标题： 关于在$\mathcal{N}=4$ SYM 中带有威尔逊线的积分关联函数的一篇注记 显示英文标题

标题： A note on integrated correlators with a Wilson line in $\mathcal{N}=4$ SYM

摘要： 我们重新分析了局部算符与$\frac{1}{2}$-BPS Wilson 线在$\mathcal{N}=4$ SYM 中的积分两点函数。 在缺陷关联函数的参数化中包含合适的奇宇称项后，我们能够以交叉比的无约束函数形式求解超共形 Ward 恒等式。 利用这个一般解，我们得到了带有 Wilson 线的积分关联函数的积分测度的简单表达式。 我们通过在强耦合下对未积分关联函数的可用 bootstrap 表达式进行积分，并与超对称局部化预测进行比较，验证了我们的结果，发现完全一致。 显示英文摘要

摘要： We revisit the analysis of the integrated 2-point functions of local operators with a $\frac{1}{2}$-BPS Wilson line in $\mathcal{N}=4$ SYM. After including suitable parity-odd terms in the parametrization of the defect correlators, we are able to solve the superconformal Ward identities in terms of an unconstrained function of the cross-ratios.

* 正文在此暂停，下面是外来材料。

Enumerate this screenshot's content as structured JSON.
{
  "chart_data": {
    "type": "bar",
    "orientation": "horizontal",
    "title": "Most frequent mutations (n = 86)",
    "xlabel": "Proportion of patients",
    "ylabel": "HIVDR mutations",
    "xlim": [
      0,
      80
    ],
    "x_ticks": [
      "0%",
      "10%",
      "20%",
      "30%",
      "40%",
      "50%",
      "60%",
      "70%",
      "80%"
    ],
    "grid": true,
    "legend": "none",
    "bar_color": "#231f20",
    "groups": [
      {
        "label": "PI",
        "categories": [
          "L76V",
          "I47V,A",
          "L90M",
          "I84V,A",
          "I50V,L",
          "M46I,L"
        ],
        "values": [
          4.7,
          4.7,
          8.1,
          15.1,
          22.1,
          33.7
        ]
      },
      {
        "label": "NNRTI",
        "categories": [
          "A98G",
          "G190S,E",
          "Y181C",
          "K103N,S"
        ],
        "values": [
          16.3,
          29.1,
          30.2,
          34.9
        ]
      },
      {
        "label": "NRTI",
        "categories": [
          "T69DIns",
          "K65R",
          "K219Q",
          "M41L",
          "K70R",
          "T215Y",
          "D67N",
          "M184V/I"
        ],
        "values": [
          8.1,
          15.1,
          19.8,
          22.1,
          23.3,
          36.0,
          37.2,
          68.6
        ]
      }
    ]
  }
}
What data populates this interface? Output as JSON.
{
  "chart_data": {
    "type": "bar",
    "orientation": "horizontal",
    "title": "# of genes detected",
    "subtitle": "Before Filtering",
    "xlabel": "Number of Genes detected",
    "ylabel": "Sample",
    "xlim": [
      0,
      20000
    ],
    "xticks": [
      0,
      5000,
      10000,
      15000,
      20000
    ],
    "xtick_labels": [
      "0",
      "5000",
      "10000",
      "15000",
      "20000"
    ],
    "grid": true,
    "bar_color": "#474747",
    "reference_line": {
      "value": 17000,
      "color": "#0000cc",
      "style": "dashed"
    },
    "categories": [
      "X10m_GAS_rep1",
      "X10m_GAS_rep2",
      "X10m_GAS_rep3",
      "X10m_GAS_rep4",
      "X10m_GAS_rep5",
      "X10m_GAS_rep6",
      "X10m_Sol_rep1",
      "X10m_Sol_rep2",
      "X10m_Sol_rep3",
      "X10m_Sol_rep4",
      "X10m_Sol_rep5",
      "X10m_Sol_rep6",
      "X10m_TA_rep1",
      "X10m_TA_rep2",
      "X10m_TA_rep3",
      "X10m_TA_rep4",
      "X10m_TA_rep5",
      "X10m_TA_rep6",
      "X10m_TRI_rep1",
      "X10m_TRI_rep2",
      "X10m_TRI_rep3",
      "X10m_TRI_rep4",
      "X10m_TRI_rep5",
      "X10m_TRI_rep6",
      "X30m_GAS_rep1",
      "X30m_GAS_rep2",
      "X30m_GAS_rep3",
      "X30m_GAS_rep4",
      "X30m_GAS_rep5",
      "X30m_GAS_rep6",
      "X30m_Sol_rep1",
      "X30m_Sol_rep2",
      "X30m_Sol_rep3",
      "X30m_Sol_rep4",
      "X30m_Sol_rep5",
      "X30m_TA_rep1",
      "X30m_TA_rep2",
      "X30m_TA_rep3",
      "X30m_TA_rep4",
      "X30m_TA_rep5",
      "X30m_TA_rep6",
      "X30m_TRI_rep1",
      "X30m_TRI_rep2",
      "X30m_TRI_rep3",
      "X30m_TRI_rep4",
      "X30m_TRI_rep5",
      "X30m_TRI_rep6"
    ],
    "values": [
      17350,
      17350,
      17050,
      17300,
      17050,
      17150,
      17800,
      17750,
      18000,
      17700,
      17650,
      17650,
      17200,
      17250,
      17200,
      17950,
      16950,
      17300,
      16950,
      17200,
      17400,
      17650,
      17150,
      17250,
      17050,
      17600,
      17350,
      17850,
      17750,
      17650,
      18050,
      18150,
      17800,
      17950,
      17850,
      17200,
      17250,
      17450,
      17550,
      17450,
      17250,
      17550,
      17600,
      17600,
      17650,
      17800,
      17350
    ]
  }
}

Exploiting this general solution, we obtain a simple expression of the integration measure for the integrated correlators with a Wilson line. We test our result by integrating the available bootstrap expression of the unintegrated correlator at strong coupling against the predictions of supersymmetric localization, finding perfect agreement.